On the opening night, 107.5-FM WBLS radio personality Doctor Bob Lee emceed the event, which spotlighted such local talent as the Moko Jumbie Stilt Walkers, the Elite Marching Band, the students of the DeVore Dance Center and many other talented young hopefuls who had an opportunity to perform before onlookers, family and friends.
On Saturday, City Comptroller Scott Stringer danced along with the residents to the tune of the classic Tom Browne hit “Funkin’ For Jamaica” before he addressed the crowd, praising the residents of Queens for being at the forefront of the growing community event. He was joined on stage by JAMS Artistic Director Craig Crawford and Tyra Emerson, executive director of the Cultural Collaborative Jamaica as he discussed the importance of JAMS.

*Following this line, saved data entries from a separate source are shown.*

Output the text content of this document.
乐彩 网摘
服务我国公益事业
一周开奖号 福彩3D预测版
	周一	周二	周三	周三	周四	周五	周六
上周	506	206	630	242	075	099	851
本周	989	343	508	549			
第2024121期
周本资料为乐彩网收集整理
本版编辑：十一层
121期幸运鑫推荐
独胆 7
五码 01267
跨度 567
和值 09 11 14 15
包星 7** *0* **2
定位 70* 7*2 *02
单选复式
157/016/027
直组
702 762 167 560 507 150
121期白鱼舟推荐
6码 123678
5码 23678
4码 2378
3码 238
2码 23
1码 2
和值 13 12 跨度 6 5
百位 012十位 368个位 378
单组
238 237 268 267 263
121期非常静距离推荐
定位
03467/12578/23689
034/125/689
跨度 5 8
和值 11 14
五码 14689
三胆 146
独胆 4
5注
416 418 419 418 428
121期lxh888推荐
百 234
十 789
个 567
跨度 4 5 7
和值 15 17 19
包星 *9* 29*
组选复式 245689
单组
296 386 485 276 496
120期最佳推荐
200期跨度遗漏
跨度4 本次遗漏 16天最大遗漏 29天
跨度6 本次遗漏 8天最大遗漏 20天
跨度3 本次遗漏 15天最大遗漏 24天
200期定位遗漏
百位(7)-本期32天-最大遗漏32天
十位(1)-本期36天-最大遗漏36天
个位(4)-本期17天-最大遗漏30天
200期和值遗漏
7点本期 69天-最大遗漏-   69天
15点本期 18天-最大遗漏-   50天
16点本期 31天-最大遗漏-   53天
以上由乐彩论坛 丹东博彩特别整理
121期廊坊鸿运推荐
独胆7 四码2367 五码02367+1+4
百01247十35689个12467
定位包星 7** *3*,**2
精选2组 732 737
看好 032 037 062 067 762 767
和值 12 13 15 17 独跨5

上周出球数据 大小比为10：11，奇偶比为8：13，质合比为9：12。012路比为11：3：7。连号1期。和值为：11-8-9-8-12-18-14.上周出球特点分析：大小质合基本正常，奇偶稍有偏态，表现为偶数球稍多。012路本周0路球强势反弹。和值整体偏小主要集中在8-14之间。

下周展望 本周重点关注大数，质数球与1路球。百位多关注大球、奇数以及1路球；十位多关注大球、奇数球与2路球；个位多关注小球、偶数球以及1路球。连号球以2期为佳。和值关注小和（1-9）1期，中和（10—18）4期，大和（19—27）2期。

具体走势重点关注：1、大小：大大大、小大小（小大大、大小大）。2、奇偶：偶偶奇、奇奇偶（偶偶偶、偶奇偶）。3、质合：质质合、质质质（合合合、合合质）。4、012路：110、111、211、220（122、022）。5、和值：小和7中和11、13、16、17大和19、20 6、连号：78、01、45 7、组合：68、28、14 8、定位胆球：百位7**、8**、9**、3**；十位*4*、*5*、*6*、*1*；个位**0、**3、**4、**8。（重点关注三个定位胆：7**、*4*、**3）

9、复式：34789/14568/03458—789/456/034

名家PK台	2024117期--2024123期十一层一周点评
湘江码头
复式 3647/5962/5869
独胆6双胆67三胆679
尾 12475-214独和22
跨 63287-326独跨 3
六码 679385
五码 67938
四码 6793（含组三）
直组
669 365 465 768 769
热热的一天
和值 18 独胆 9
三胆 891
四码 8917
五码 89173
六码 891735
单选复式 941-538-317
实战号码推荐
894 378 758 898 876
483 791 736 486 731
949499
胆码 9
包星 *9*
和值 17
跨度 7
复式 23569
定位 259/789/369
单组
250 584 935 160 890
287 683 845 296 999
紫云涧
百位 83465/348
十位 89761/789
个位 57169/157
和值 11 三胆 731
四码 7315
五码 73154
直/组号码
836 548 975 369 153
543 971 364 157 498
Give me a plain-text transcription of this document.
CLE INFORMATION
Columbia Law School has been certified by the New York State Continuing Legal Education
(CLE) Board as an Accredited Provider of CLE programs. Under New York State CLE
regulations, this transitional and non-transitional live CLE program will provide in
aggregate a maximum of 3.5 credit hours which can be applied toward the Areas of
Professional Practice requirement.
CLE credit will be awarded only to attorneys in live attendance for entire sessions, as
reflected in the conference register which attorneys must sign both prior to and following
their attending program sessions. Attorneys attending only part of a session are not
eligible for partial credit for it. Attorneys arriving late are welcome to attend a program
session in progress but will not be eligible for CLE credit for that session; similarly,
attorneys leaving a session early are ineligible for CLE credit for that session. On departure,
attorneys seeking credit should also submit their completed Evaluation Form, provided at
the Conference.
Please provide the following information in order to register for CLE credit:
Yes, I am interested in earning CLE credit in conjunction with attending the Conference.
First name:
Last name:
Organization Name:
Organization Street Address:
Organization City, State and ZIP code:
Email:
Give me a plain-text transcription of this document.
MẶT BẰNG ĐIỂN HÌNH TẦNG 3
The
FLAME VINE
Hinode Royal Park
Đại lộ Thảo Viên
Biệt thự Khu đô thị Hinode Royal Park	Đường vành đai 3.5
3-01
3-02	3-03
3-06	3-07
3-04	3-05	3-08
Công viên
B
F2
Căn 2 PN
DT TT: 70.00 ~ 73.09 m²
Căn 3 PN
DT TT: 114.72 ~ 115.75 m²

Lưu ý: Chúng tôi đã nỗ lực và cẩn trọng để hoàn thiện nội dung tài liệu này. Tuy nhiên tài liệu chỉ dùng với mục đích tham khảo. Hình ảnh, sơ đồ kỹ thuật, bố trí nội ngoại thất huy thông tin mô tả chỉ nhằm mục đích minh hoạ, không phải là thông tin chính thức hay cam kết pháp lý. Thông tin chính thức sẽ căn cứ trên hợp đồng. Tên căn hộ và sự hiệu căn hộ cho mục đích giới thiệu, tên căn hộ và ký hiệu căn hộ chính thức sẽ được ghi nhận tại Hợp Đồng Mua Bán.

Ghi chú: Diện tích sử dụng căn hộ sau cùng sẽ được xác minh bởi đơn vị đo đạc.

Saturday’s lineup included such performers as DJ Tam Tam, pop princess Stephanie Courtney and reggae artist Yanks. The show was closed by the energetic, unstoppable international singing sensation Carlton J. Smith, who portrayed James Brown in the 1999 film “Liberty Heights.”
The festival was brought to the community by the JAMS Planning Committee, Cultural Collaborative Jamaica, Community Board 12, Life Jam Productions, the Jamaica YMCA, the Afrikan Poetry Theatre, the Jamaica Service Program for Older Adults, the 103rd Precinct, the New York State Army National Guard and Jamaica Hospital Medical Center.